"I don't think myself you ever will," observed Carry-on-Merry, quite as if he were thinking of something else.
"What!" said the Griffin. "Never wake?"
"Yes, yes," interrupted Carry-on-Merry hastily, "but you have to go to sleep first, you know, and you had better hurry up whilst the children are eating, then you won't be observed."
"But I want to be observed," objected the Griffin.
"Of course you do," insisted Carry-on-Merry, "but that comes later on.
Go at once."
The amiable Griffin departed accordingly to carry out his part of the programme, and forthwith lumped himself in a distant corner, with the grace of a camel who had found sudden and unexpected opportunities of benefiting his health through sleep. From this slumber the Griffin found it necessary to rouse himself after a little while, upon hearing the children all shouting his name. The entire party having partaken of the delightful refreshments provided according to the various requirements of their constitutions, were watching a moving series of cinematograph pictures of London.
One of the great golden spaces of the walls formed the screen, Gamble, Grin and Grub, full of laughter, manipulated the cinematograph machine, whilst Carry-on-Merry gaily pointed out the pictures with a big golden wand.

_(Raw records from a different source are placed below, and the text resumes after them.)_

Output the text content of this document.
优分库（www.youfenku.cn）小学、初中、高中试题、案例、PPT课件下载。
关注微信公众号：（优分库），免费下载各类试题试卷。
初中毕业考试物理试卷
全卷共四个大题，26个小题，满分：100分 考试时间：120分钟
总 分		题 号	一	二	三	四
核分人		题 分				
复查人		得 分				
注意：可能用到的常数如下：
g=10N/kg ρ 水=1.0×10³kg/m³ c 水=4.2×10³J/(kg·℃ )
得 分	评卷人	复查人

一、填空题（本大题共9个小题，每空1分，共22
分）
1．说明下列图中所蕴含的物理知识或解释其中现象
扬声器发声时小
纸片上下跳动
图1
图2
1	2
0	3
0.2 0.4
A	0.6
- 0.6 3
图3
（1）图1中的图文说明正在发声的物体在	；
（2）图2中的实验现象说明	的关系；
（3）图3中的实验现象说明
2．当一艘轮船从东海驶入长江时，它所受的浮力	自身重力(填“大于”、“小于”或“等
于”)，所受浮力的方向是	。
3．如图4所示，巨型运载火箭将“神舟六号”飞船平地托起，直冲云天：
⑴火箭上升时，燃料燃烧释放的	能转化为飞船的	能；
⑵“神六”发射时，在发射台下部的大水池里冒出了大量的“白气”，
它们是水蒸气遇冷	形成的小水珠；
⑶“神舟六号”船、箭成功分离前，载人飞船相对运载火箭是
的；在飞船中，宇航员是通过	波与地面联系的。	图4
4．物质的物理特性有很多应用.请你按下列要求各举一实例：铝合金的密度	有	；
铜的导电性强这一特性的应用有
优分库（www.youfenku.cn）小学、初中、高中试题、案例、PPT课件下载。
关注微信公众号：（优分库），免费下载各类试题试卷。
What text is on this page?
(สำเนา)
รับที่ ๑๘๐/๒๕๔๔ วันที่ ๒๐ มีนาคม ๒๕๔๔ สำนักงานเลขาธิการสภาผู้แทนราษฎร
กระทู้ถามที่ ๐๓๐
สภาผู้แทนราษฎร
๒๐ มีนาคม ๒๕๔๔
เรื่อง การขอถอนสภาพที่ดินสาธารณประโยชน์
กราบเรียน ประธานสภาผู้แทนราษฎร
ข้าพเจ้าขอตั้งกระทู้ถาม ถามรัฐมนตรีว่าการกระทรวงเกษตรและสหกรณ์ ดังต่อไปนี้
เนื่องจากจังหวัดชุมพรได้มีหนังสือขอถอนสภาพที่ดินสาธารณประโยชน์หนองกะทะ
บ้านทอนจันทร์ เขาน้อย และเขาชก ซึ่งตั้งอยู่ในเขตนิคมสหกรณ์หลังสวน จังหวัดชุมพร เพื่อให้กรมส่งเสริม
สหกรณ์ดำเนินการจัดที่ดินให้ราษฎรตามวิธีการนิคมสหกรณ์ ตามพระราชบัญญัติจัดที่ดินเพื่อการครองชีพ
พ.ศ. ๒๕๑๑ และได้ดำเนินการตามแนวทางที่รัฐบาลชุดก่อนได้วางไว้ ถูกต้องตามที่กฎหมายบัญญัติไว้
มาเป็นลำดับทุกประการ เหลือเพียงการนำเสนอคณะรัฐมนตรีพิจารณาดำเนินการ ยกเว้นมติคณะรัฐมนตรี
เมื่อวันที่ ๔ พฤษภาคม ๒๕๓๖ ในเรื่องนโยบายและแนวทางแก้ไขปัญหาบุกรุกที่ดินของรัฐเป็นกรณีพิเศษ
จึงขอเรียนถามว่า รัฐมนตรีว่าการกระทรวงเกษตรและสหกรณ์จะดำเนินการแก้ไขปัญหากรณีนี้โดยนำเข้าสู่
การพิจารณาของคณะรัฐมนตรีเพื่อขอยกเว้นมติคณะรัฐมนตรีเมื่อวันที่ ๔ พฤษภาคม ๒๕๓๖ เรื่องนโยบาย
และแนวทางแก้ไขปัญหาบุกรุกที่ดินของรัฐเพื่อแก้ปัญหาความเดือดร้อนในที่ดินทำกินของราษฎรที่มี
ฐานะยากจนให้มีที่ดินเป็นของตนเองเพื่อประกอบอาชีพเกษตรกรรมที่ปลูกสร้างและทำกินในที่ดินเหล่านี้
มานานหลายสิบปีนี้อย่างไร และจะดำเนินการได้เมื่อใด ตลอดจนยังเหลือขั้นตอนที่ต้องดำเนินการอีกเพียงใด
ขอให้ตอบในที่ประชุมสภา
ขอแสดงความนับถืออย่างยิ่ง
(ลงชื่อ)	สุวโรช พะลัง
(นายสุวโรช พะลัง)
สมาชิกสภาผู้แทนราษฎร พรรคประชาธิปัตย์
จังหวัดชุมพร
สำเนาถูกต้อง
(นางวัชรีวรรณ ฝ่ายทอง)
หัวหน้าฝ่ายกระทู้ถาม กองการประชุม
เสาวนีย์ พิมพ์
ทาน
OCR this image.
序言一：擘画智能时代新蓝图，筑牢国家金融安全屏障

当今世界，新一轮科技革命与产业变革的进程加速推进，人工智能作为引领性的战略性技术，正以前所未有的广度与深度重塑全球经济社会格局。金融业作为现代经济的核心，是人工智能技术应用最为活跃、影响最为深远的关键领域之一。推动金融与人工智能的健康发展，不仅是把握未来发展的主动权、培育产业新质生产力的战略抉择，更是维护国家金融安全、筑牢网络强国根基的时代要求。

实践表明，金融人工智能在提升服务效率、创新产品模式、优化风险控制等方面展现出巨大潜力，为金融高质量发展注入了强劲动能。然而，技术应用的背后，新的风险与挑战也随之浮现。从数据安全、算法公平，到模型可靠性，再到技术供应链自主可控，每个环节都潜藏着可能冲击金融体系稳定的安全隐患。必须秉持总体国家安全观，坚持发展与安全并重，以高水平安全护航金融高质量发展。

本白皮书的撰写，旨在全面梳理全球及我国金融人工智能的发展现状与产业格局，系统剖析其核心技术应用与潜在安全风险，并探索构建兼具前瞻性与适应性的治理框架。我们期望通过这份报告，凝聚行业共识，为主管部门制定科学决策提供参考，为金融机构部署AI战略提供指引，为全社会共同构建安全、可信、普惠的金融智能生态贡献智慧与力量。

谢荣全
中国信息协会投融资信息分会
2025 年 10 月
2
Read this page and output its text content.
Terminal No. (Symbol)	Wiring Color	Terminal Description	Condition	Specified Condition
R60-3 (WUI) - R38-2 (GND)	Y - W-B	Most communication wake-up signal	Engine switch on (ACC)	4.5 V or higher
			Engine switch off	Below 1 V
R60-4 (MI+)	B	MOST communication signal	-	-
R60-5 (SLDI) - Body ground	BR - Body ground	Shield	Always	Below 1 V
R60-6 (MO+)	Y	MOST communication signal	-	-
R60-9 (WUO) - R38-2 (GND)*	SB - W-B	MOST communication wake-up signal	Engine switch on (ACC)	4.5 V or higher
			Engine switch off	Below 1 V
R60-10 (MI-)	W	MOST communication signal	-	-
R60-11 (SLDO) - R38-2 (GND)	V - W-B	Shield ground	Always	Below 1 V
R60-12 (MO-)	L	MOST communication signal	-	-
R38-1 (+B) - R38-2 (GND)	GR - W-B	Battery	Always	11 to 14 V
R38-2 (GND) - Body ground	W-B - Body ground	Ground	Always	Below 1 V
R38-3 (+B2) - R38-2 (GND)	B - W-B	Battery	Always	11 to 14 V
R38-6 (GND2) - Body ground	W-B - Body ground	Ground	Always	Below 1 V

All the children loved the pictures, for they were faithful portraits of themselves as they appeared every day in the London streets, when they were not arrayed in gorgeous robes for a Princely Party.
The streets they knew only too well but yet they loved them. Were they not always in the streets—were they not passing every day of their lives the very scenes they were now watching flung upon the screen? The picture being shown at the moment the Griffin heard his name called, was a Royal Procession passing Temple Bar.
Instantly the children recognised the Griffin and called him by name.